Chair of the Virginia Republican Party
- In office January 16, 1970 – June 3, 1972
- Preceded by: Samuel E. Carpenter
- Succeeded by: Richard D. Obenshain

Personal details
- Born: April 14, 1923 Woodstock, Virginia, U.S.
- Died: November 4, 2021 (aged 98) Edinburg, Virginia, U.S.
- Political party: Republican
- Spouse: Patricia Hamill Teale ​ ​(m. 1949)​
- Children: 4
- Alma mater: Massanutten Military Academy University of Virginia

Military service
- Branch/service: United States Navy
- Battles/wars: World War II Pacific Theater; ;

= Warren B. French =

American politician (1923–2021)

Warren Ballinger French Jr. (April 14, 1923 – November 4, 2021) was an American businessman and politician from Virginia. He served as Chair of the Virginia Republican Party from 1970 to 1972.

== Early life ==
French was born on April 14, 1923, in Woodstock, Virginia, the first of ten children of Warren French Sr. and Lena Belle Sheetz. He attended Woodstock High School, Massanutten Military Academy, and the University of Virginia. In September 1941, he entered the V-12 Navy College Training Program, and later served in the United States Navy during World War II in the Pacific Theater.

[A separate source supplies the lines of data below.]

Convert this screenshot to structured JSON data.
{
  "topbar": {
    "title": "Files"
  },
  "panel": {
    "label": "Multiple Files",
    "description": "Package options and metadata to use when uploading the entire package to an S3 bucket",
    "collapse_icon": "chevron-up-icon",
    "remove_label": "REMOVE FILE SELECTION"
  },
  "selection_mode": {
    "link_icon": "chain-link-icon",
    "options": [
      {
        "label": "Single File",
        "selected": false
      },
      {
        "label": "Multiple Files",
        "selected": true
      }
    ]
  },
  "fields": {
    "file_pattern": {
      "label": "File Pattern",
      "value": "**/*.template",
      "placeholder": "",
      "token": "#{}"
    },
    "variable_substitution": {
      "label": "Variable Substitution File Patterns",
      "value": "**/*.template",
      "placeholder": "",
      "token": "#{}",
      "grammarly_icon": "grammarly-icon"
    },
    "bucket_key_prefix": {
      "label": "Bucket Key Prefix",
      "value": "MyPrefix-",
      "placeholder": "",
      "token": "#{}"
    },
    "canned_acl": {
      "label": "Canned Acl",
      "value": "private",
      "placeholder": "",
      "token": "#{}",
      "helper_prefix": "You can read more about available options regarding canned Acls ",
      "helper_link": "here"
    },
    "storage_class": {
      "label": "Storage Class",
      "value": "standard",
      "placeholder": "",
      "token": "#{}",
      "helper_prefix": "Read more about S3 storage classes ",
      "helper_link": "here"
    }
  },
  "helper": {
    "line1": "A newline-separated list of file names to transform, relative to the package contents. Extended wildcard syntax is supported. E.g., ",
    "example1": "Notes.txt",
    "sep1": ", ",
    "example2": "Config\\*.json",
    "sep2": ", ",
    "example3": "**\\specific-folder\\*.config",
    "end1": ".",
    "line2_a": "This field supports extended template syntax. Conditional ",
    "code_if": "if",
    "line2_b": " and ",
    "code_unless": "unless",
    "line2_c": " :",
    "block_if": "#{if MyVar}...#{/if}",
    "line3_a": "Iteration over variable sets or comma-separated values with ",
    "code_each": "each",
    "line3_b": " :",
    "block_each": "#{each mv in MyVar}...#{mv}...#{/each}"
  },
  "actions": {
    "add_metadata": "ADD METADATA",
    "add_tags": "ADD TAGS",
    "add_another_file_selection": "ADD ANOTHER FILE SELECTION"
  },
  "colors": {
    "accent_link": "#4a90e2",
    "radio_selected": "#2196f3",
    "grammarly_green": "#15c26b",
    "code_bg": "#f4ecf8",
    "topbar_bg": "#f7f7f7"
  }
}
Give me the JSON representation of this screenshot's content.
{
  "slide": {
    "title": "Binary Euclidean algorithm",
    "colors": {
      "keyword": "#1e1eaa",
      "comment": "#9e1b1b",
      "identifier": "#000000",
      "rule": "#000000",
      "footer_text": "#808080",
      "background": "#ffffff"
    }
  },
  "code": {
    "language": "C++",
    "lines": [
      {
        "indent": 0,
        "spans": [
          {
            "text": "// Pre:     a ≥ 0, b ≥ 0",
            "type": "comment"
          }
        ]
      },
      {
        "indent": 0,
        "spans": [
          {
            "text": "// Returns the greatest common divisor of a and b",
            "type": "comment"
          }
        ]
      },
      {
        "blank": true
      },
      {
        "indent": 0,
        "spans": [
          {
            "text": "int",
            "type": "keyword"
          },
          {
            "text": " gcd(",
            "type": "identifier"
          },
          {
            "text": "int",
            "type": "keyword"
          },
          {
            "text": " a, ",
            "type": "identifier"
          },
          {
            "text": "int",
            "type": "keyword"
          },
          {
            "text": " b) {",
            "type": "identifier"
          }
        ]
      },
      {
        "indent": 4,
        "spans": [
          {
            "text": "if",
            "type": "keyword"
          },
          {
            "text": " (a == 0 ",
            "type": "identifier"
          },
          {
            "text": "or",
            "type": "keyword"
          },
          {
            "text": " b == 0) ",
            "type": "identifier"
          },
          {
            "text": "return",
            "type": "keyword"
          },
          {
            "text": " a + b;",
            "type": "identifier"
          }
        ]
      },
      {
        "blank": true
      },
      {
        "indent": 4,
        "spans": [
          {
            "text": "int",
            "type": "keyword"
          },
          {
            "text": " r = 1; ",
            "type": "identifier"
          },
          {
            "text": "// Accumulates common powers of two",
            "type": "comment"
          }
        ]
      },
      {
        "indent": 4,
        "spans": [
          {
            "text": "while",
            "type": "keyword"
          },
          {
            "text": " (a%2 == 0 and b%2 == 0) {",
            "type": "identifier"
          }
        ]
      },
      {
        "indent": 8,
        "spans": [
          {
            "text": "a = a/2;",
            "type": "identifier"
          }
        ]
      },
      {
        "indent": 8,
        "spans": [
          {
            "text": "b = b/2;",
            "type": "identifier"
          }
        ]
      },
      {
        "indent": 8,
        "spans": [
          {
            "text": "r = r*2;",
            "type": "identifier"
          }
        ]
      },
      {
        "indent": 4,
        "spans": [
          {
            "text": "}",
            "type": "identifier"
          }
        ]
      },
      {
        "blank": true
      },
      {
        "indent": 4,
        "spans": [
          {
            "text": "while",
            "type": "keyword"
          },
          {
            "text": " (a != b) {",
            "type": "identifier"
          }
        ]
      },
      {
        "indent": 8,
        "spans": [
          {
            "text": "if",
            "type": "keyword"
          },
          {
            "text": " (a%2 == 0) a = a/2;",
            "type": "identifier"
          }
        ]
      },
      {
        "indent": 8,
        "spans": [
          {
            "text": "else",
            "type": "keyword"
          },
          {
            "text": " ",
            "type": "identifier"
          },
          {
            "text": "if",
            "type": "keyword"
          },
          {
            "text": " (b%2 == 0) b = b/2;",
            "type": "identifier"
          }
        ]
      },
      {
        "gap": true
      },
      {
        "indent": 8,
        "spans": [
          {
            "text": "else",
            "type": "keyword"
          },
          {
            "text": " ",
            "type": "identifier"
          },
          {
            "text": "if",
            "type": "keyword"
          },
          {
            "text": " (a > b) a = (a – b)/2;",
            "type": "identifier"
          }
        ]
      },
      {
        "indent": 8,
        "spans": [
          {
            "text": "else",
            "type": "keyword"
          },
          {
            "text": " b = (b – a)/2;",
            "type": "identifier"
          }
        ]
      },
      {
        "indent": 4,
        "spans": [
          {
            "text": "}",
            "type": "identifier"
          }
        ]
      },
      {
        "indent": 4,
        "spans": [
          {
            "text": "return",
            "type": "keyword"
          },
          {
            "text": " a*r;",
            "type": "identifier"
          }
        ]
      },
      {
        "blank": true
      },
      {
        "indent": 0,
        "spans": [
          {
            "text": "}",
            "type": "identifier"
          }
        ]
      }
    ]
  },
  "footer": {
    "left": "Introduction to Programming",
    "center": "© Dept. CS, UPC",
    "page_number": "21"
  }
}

He was discharged from service in 1946, and returned to the University of Virginia where he received his Bachelor of Science in Electrical Engineering in 1947. In 1954, he started working for the Farmers Mutual Telephone System in Shenandoah County.

== Political career ==
French served as the Seventh District Republican Party Chairman, delegate to the 1968 Republican National Convention, and Chairman of the Republican Party of Virginia from 1970 to 1972. He was elected chair on January 16, 1970, replacing Samuel E. Carpenter, who resigned. In 1972, he received the endorsement of Governor Linwood Holton for reelection as chair, but lost to the more conservative challenger, Richard D. Obenshain. French lost in a lopsided vote, 769 votes for Obenshain compared to just 288 votes for French.

== Personal life ==
He married his wife Patricia Hamill Teale, in Silver Spring, Maryland, on September 17, 1949. They had four children. He died on November 4, 2021, aged 98 of natural causes.